Aim: To evaluate factors influencing change in visual acuity (VA) after intravitreal injection of triamcinolone acetonide as treatment of exudative age related macular degeneration (AMD).

Methods: This prospective, interventional, comparative non-randomised clinical case series study included 94 patients (99 eyes) showing progressive exudative AMD with occult (n = 61 eyes), minimally classic (n = 18), predominantly classic (n = 1), or totally classic (n = 8) subfoveal neovascularisation. Mean follow up was 8.5 (SD 4.7) months (median, 7.3 months; range 3.1–24.5 months). All patients received an intravitreal injection of 20–25 mg of triamcinolone acetonide.
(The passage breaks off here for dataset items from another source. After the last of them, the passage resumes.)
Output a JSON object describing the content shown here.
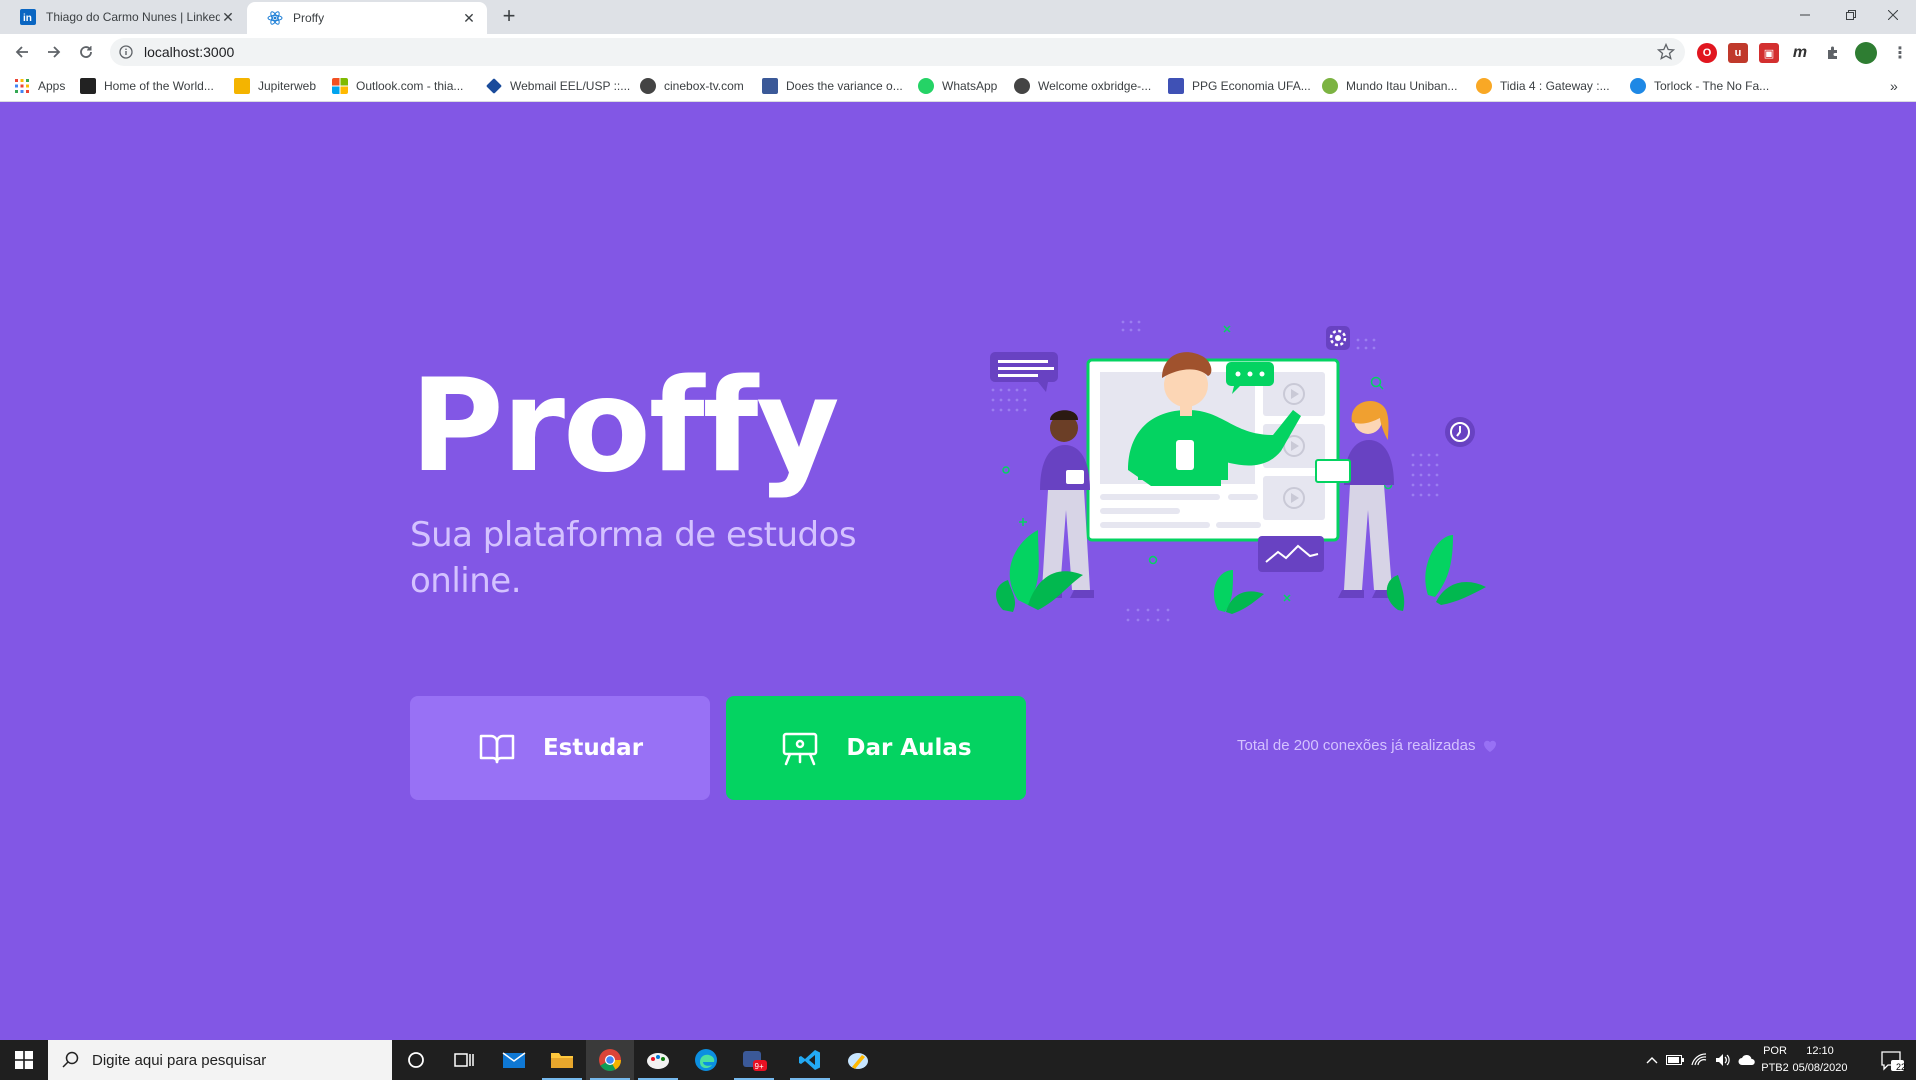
{
  "browser": {
    "tabs": [
      {
        "title": "Thiago do Carmo Nunes | Linkedl",
        "active": false
      },
      {
        "title": "Proffy",
        "active": true
      }
    ],
    "url": "localhost:3000",
    "bookmarks": [
      {
        "label": "Apps",
        "color": "#ea4335"
      },
      {
        "label": "Home of the World...",
        "color": "#222222"
      },
      {
        "label": "Jupiterweb",
        "color": "#f4b400"
      },
      {
        "label": "Outlook.com - thia...",
        "color": "#f25022"
      },
      {
        "label": "Webmail EEL/USP ::...",
        "color": "#1a4b9b"
      },
      {
        "label": "cinebox-tv.com",
        "color": "#444444"
      },
      {
        "label": "Does the variance o...",
        "color": "#3b5998"
      },
      {
        "label": "WhatsApp",
        "color": "#25d366"
      },
      {
        "label": "Welcome oxbridge-...",
        "color": "#444444"
      },
      {
        "label": "PPG Economia UFA...",
        "color": "#3f51b5"
      },
      {
        "label": "Mundo Itau Uniban...",
        "color": "#7cb342"
      },
      {
        "label": "Tidia 4 : Gateway :...",
        "color": "#f9a825"
      },
      {
        "label": "Torlock - The No Fa...",
        "color": "#1e88e5"
      }
    ]
  },
  "page": {
    "logo_text": "Proffy",
    "subtitle": "Sua plataforma de estudos online.",
    "buttons": {
      "study": "Estudar",
      "give_classes": "Dar Aulas"
    },
    "connections": "Total de 200 conexões já realizadas",
    "colors": {
      "background": "#8257e5",
      "study_button": "#9871f5",
      "give_button": "#04d361",
      "text_light": "#d4c2ff"
    }
  },
  "taskbar": {
    "search_placeholder": "Digite aqui para pesquisar",
    "language": "POR",
    "keyboard": "PTB2",
    "time": "12:10",
    "date": "05/08/2020",
    "notifications": "22"
  }
}
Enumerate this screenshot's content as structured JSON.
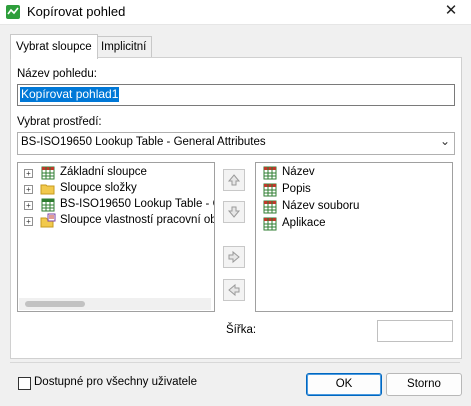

Results: An increase in best VA of at least one line on the Snellen charts was found in 63 (63.1%) eyes. Correspondingly, mean VA increased significantly (p<0.001) from 0.17 (SD 0.13) to 0.22 (SD 0.17) after the injection. Postoperative increase in VA was significantly (p<0.001) and negatively correlated with preoperative VA (correlation coefficient, −0.49). Gain in visual acuity was significantly (p = 0.009) higher if preoperative visual acuity was less than 0.08 (gain: 3.2 (SD 2.9) Snellen lines) than if preoperative VA ranged between 0.08 and 0.20 (gain: 1.2 (SD 2.2) Snellen lines). Change in VA was significantly (p = 0.016) less if preoperative VA was higher than 0.20 (change: −0.8 (SD 3.4) Snellen lines). Maximal gain in VA was significantly (p = 0.035) larger in eyes with retinal pigment epithelium detachment than in eyes with minimally classic subfoveal neovascularisation. This was statistically independent of age (p = 0.99), refractive error (p = 0.88), sex (p = 0.92), and duration of follow up (p = 0.46).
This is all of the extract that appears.